Yahoo, the mid-terms are marked - and there were no major disasters! Phew! I noticed that the students really get quite worked up at mid-terms time. People start to worry a lot, and they get nervous and stressed out. I feel kind of bad putting my students through this. The funny thing is that when I was a student, I never felt nervous during exams. I guess I just kind of accepted them. In the EAP program, when I first started noticing how worked up students get over the exams I started trying to think of ways to lower the stress. The way I thought I could do that was by being as explicit as possible about what is required for the exams. I really wanted the students to feel that there was a method to the mid-terms and they way that the exams are marked, rather than feeling like they (the students) are being buffeted about by forces beyond their control. What I mean is, too often, it seems like the students felt that the process of being evaluated on the mid-terms is random and arbitrary, when actually, we try to reduce the abitrary nature of the grading as much as possible through rubrics and collaboration between the teachers. At least, that is how it is supposed to work in theory. Anyway, the mid-terms are over now, and there is only half a semester left. I guess mid-terms are going to be stressful no matter what we do. I guess part of the problem is the nature of EAP itself. When I was teaching ESL, there were really no consequences. If the students weren't able to write an essay in English, it never really was a big deal, as long as we had lots of fun during the process of learning how to write an essay. But now, here in the EAP program, the consequences are really high. I mean, if the students don't pass, they don't get to go on into their faculties for regular studies. Also, there is the added bonus of being able to skip the effective writing exam if the students get a B+ in the writing course. Anyway, all this adds up to major consequences that you don't normally have in a regular ESL course. S I G H. I miss taking students to the zoo and having homework which involved deciding which animal was the cutest one at the zoo and drawing posters depicting just how cute it is. Now, it's all about transitions and adverbials . . .

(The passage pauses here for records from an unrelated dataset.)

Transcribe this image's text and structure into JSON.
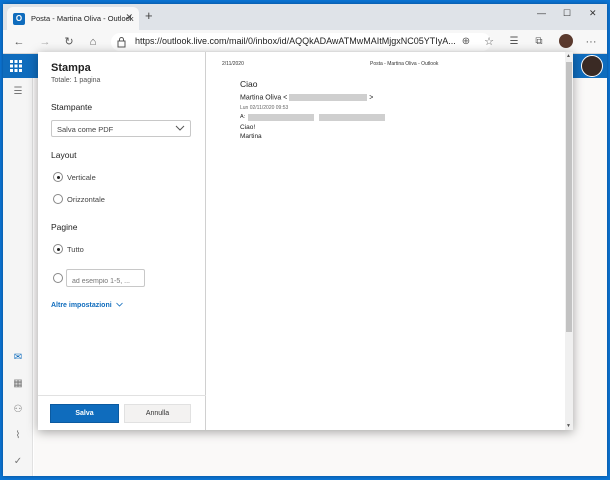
{
  "browser": {
    "tab_title": "Posta - Martina Oliva - Outlook",
    "tab_close": "✕",
    "new_tab": "+",
    "window_controls": {
      "minimize": "—",
      "maximize": "☐",
      "close": "✕"
    },
    "url": "https://outlook.live.com/mail/0/inbox/id/AQQkADAwATMwMAItMjgxNC05YTIyA...",
    "nav": {
      "back": "←",
      "forward": "→",
      "reload": "↻",
      "home": "⌂",
      "favorites": "☆",
      "more": "···"
    }
  },
  "outlook": {
    "brand_color": "#0f6cbd",
    "left_rail_icons": [
      "mail-icon",
      "calendar-icon",
      "people-icon",
      "attach-icon",
      "todo-icon"
    ]
  },
  "print_dialog": {
    "title": "Stampa",
    "subtitle": "Totale: 1 pagina",
    "printer": {
      "label": "Stampante",
      "selected": "Salva come PDF"
    },
    "layout": {
      "label": "Layout",
      "options": [
        "Verticale",
        "Orizzontale"
      ],
      "selected": "Verticale"
    },
    "pages": {
      "label": "Pagine",
      "all_label": "Tutto",
      "range_placeholder": "ad esempio 1-5, ..."
    },
    "more_settings": "Altre impostazioni",
    "save_button": "Salva",
    "cancel_button": "Annulla"
  },
  "preview": {
    "date": "2/11/2020",
    "header": "Posta - Martina Oliva - Outlook",
    "subject": "Ciao",
    "sender_name": "Martina Oliva <",
    "sender_close": ">",
    "sent_date": "Lun 02/11/2020 09:53",
    "to_label": "A:",
    "body_line1": "Ciao!",
    "body_line2": "Martina"
  }
}
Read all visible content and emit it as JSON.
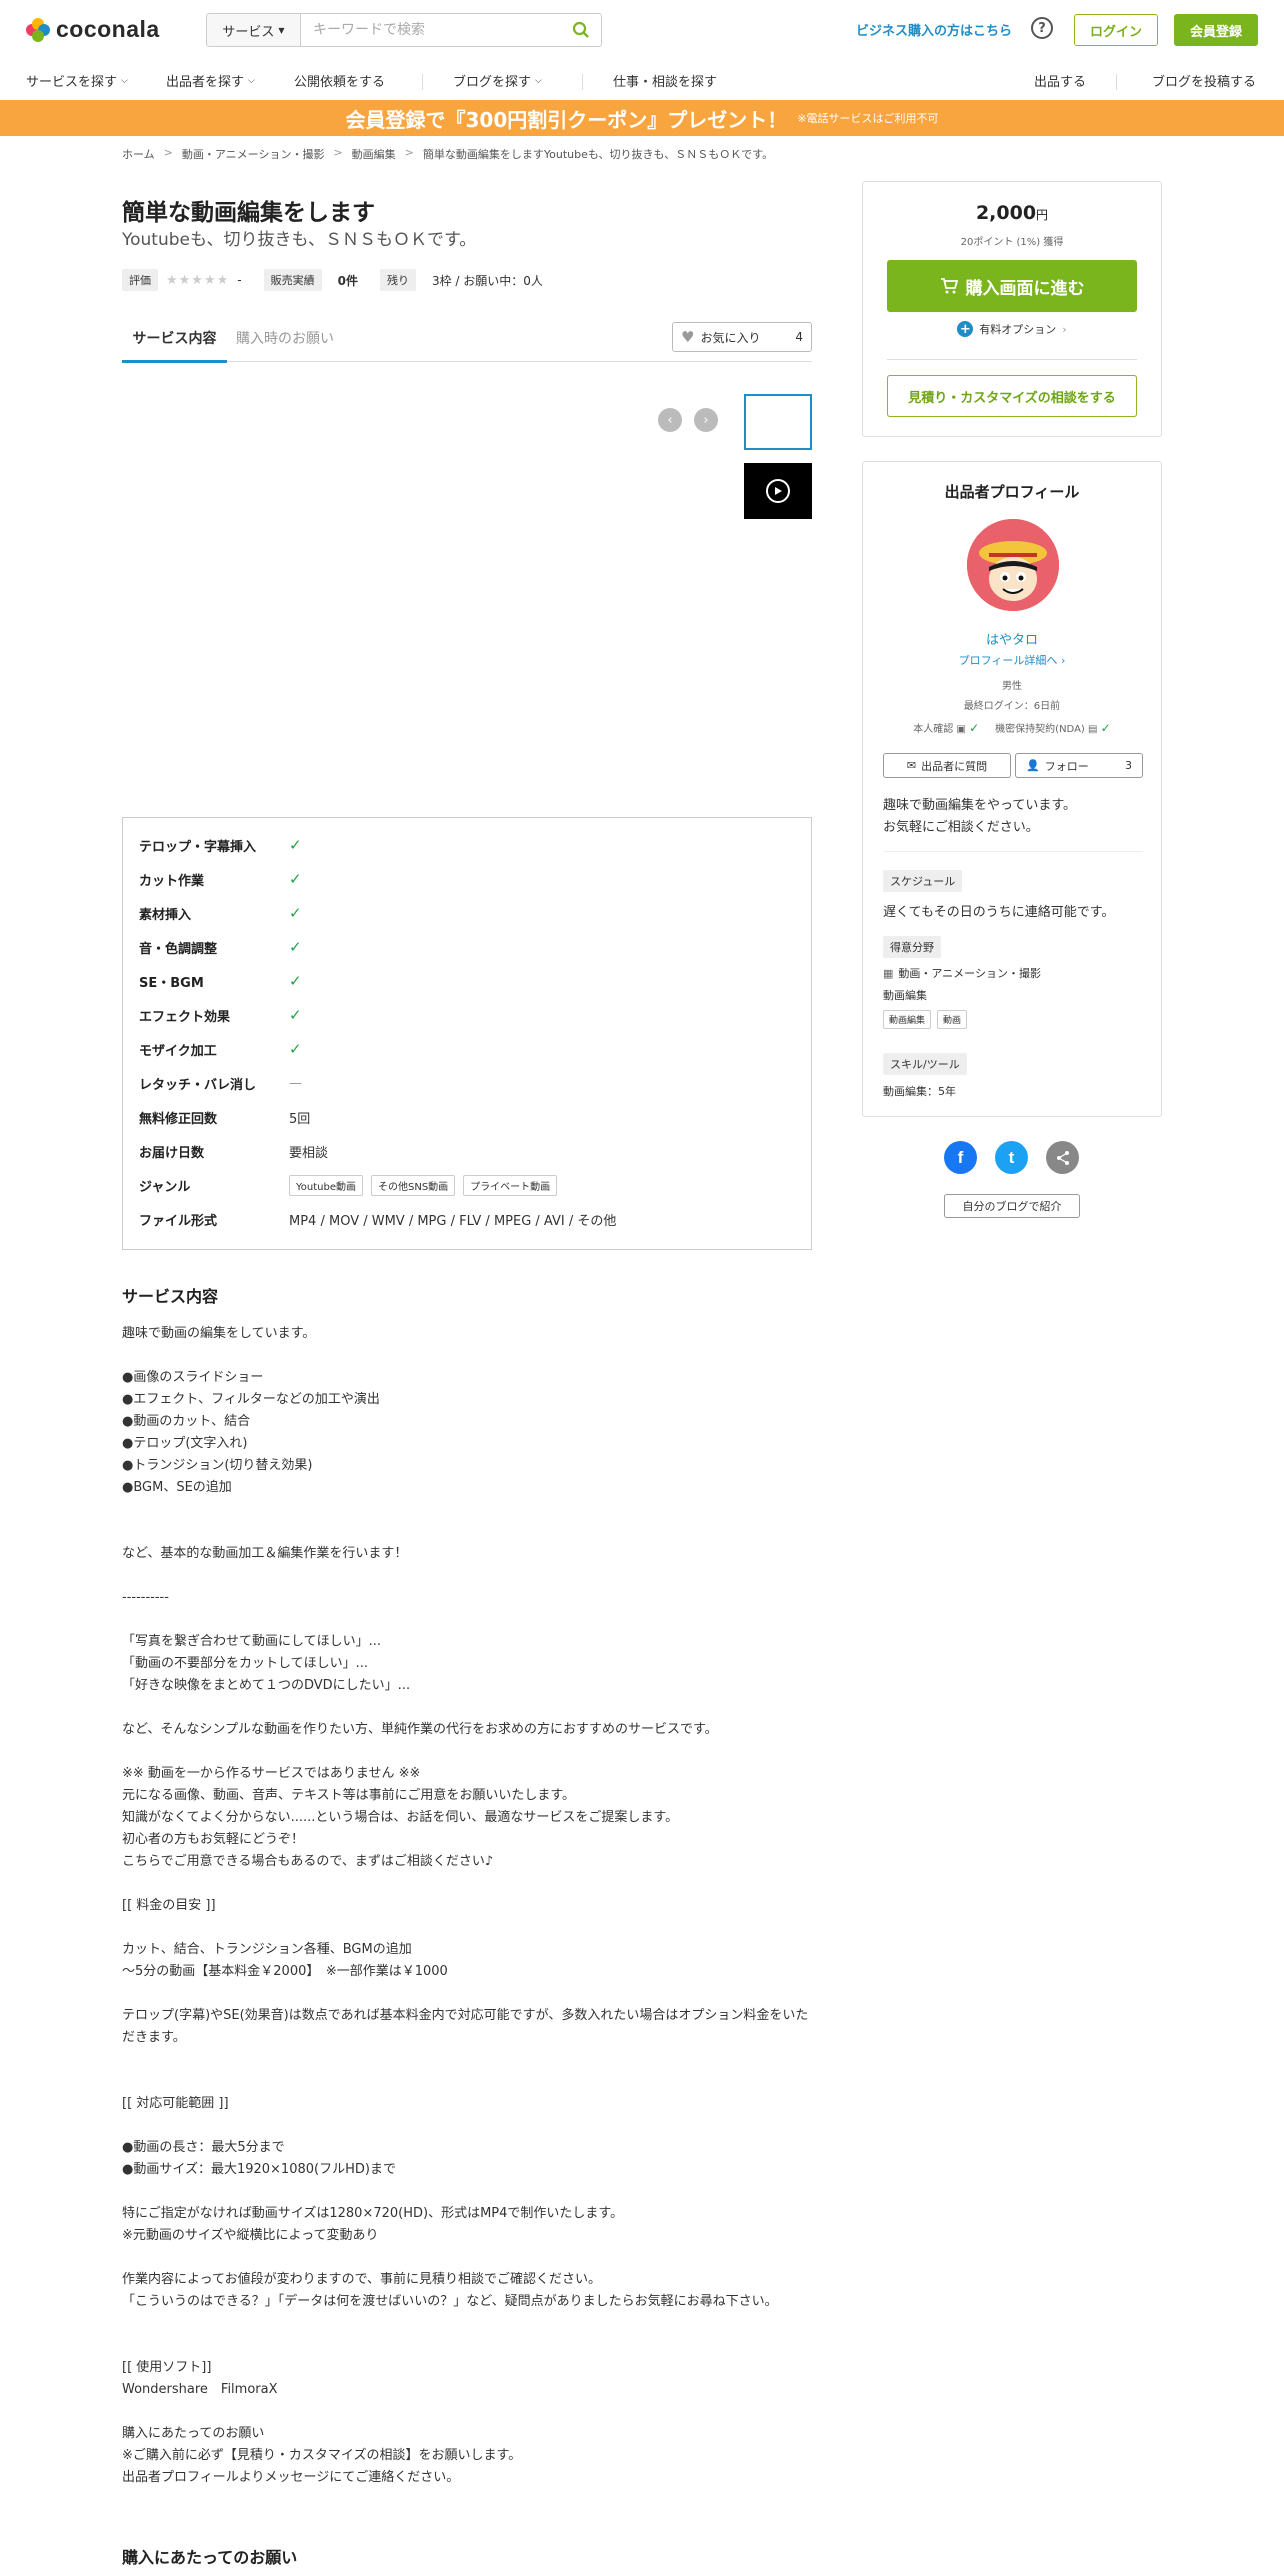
{
  "header": {
    "logo_text": "coconala",
    "search_category": "サービス",
    "search_placeholder": "キーワードで検索",
    "business_link": "ビジネス購入の方はこちら",
    "help": "?",
    "login": "ログイン",
    "register": "会員登録"
  },
  "nav": {
    "items": [
      "サービスを探す",
      "出品者を探す",
      "公開依頼をする",
      "ブログを探す",
      "仕事・相談を探す",
      "出品する",
      "ブログを投稿する"
    ]
  },
  "banner": {
    "main": "会員登録で『300円割引クーポン』プレゼント！",
    "note": "※電話サービスはご利用不可"
  },
  "breadcrumb": [
    "ホーム",
    "動画・アニメーション・撮影",
    "動画編集",
    "簡単な動画編集をしますYoutubeも、切り抜きも、ＳＮＳもＯＫです。"
  ],
  "service": {
    "title": "簡単な動画編集をします",
    "subtitle": "Youtubeも、切り抜きも、ＳＮＳもＯＫです。",
    "rating_label": "評価",
    "stars": "★★★★★",
    "rating_value": "-",
    "sales_label": "販売実績",
    "sales_value": "0件",
    "remaining_label": "残り",
    "remaining_value": "3枠 / お願い中：0人"
  },
  "tabs": {
    "active": "サービス内容",
    "inactive": "購入時のお願い",
    "favorite": "お気に入り",
    "favorite_count": "4"
  },
  "spec": [
    {
      "key": "テロップ・字幕挿入",
      "val": "✓"
    },
    {
      "key": "カット作業",
      "val": "✓"
    },
    {
      "key": "素材挿入",
      "val": "✓"
    },
    {
      "key": "音・色調調整",
      "val": "✓"
    },
    {
      "key": "SE・BGM",
      "val": "✓"
    },
    {
      "key": "エフェクト効果",
      "val": "✓"
    },
    {
      "key": "モザイク加工",
      "val": "✓"
    },
    {
      "key": "レタッチ・バレ消し",
      "val": "—"
    },
    {
      "key": "無料修正回数",
      "val": "5回"
    },
    {
      "key": "お届け日数",
      "val": "要相談"
    },
    {
      "key": "ジャンル",
      "tags": [
        "Youtube動画",
        "その他SNS動画",
        "プライベート動画"
      ]
    },
    {
      "key": "ファイル形式",
      "val": "MP4 / MOV / WMV / MPG / FLV / MPEG / AVI / その他"
    }
  ],
  "description": {
    "heading": "サービス内容",
    "body": "趣味で動画の編集をしています。\n\n●画像のスライドショー\n●エフェクト、フィルターなどの加工や演出\n●動画のカット、結合\n●テロップ(文字入れ)\n●トランジション(切り替え効果)\n●BGM、SEの追加\n\n\nなど、基本的な動画加工＆編集作業を行います！\n\n----------\n\n「写真を繋ぎ合わせて動画にしてほしい」...\n「動画の不要部分をカットしてほしい」...\n「好きな映像をまとめて１つのDVDにしたい」...\n\nなど、そんなシンプルな動画を作りたい方、単純作業の代行をお求めの方におすすめのサービスです。\n\n※※ 動画を一から作るサービスではありません ※※\n元になる画像、動画、音声、テキスト等は事前にご用意をお願いいたします。\n知識がなくてよく分からない......という場合は、お話を伺い、最適なサービスをご提案します。\n初心者の方もお気軽にどうぞ！\nこちらでご用意できる場合もあるので、まずはご相談ください♪\n\n[[ 料金の目安 ]]\n\nカット、結合、トランジション各種、BGMの追加\n～5分の動画【基本料金￥2000】　※一部作業は￥1000\n\nテロップ(字幕)やSE(効果音)は数点であれば基本料金内で対応可能ですが、多数入れたい場合はオプション料金をいただきます。\n\n\n[[ 対応可能範囲 ]]\n\n●動画の長さ：最大5分まで\n●動画サイズ：最大1920×1080(フルHD)まで\n\n特にご指定がなければ動画サイズは1280×720(HD)、形式はMP4で制作いたします。\n※元動画のサイズや縦横比によって変動あり\n\n作業内容によってお値段が変わりますので、事前に見積り相談でご確認ください。\n「こういうのはできる？」「データは何を渡せばいいの？」など、疑問点がありましたらお気軽にお尋ね下さい。\n\n\n[[ 使用ソフト]]\nWondershare　FilmoraX\n\n購入にあたってのお願い\n※ご購入前に必ず【見積り・カスタマイズの相談】をお願いします。\n出品者プロフィールよりメッセージにてご連絡ください。",
    "heading_2": "購入にあたってのお願い"
  },
  "purchase": {
    "price": "2,000",
    "yen": "円",
    "points": "20ポイント (1%) 獲得",
    "buy_button": "購入画面に進む",
    "options": "有料オプション",
    "consult_button": "見積り・カスタマイズの相談をする"
  },
  "profile": {
    "heading": "出品者プロフィール",
    "name": "はやタロ",
    "detail_link": "プロフィール詳細へ",
    "gender": "男性",
    "last_login": "最終ログイン：6日前",
    "identity": "本人確認",
    "nda": "機密保持契約(NDA)",
    "ask_button": "出品者に質問",
    "follow_button": "フォロー",
    "follow_count": "3",
    "intro": "趣味で動画編集をやっています。\nお気軽にご相談ください。",
    "schedule_label": "スケジュール",
    "schedule_text": "遅くてもその日のうちに連絡可能です。",
    "skills_label": "得意分野",
    "skills_category": "動画・アニメーション・撮影",
    "skills_sub": "動画編集",
    "skills_tags": [
      "動画編集",
      "動画"
    ],
    "tools_label": "スキル/ツール",
    "tools_text": "動画編集：5年"
  },
  "social": {
    "facebook": "f",
    "twitter": "t",
    "share": "share",
    "blog_button": "自分のブログで紹介"
  },
  "colors": {
    "green": "#7ab51d",
    "blue": "#1f8dc8",
    "orange": "#f9a53f"
  }
}
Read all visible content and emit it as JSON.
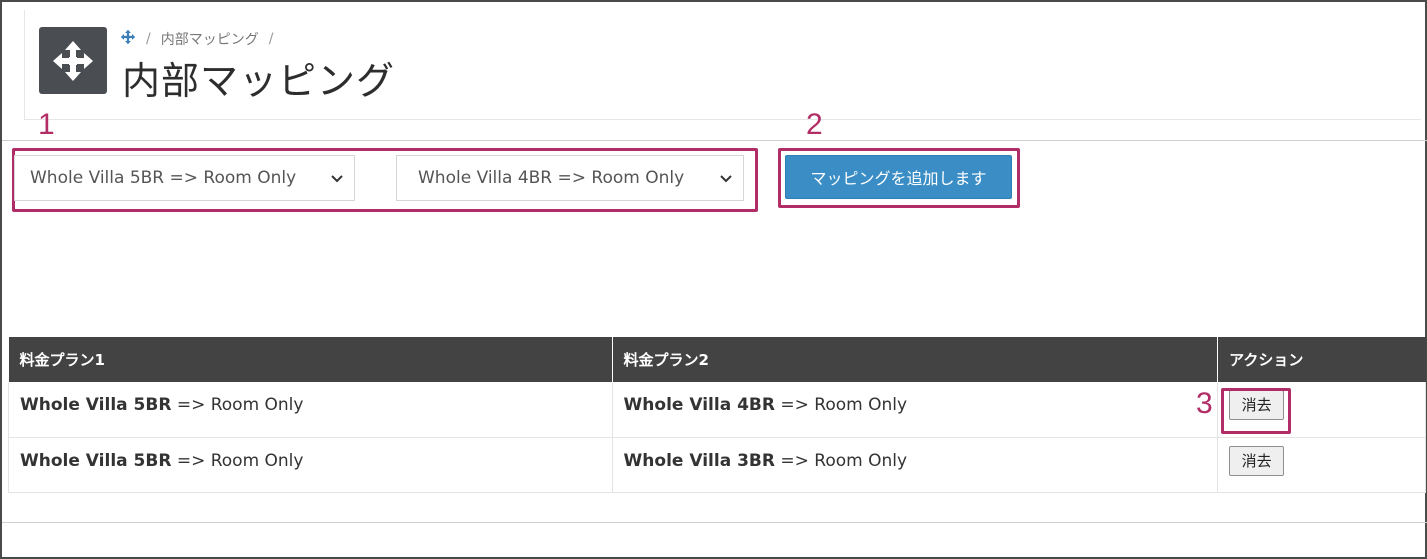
{
  "header": {
    "breadcrumb": {
      "item1": "内部マッピング",
      "sep": "/"
    },
    "title": "内部マッピング"
  },
  "annotations": {
    "one": "1",
    "two": "2",
    "three": "3",
    "color": "#b22d66"
  },
  "form": {
    "select1_value": "Whole Villa 5BR => Room Only",
    "select2_value": "Whole Villa 4BR => Room Only",
    "add_button": "マッピングを追加します"
  },
  "table": {
    "headers": [
      "料金プラン1",
      "料金プラン2",
      "アクション"
    ],
    "rows": [
      {
        "plan1_name": "Whole Villa 5BR",
        "plan1_suffix": " => Room Only",
        "plan2_name": "Whole Villa 4BR",
        "plan2_suffix": " => Room Only",
        "action": "消去"
      },
      {
        "plan1_name": "Whole Villa 5BR",
        "plan1_suffix": " => Room Only",
        "plan2_name": "Whole Villa 3BR",
        "plan2_suffix": " => Room Only",
        "action": "消去"
      }
    ]
  },
  "colors": {
    "accent": "#3a8dc5",
    "header_dark": "#434343",
    "icon_bg": "#4a4d52"
  },
  "icons": {
    "header": "move-arrows-icon",
    "breadcrumb": "move-arrows-icon",
    "select": "chevron-down-icon"
  }
}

However, one day all my students will be engineers, scientists, doctors, and teachers. I guess that's more important than picking out cute animals at the zoo . . .
3 comments:
What a funny conclusion! I had to laugh out loud; it's good my roommate already knows me a little... That reminds me that every time I read an email from my sister-in-law, I have to laugh all the time too! Anyway, I think you're doing a great job telling your students what is required and how you are marking exams!
I agree that the high consequences increase the tension on the tests, but I think that I get nervous no matter the consequenses are high or not(this is my nature).Anyway,it is great that you are trying to make us feel better, we know what to expect and this is very important!
We were neverous because we did not know how well did we do on exams. We are always looking forward to university life.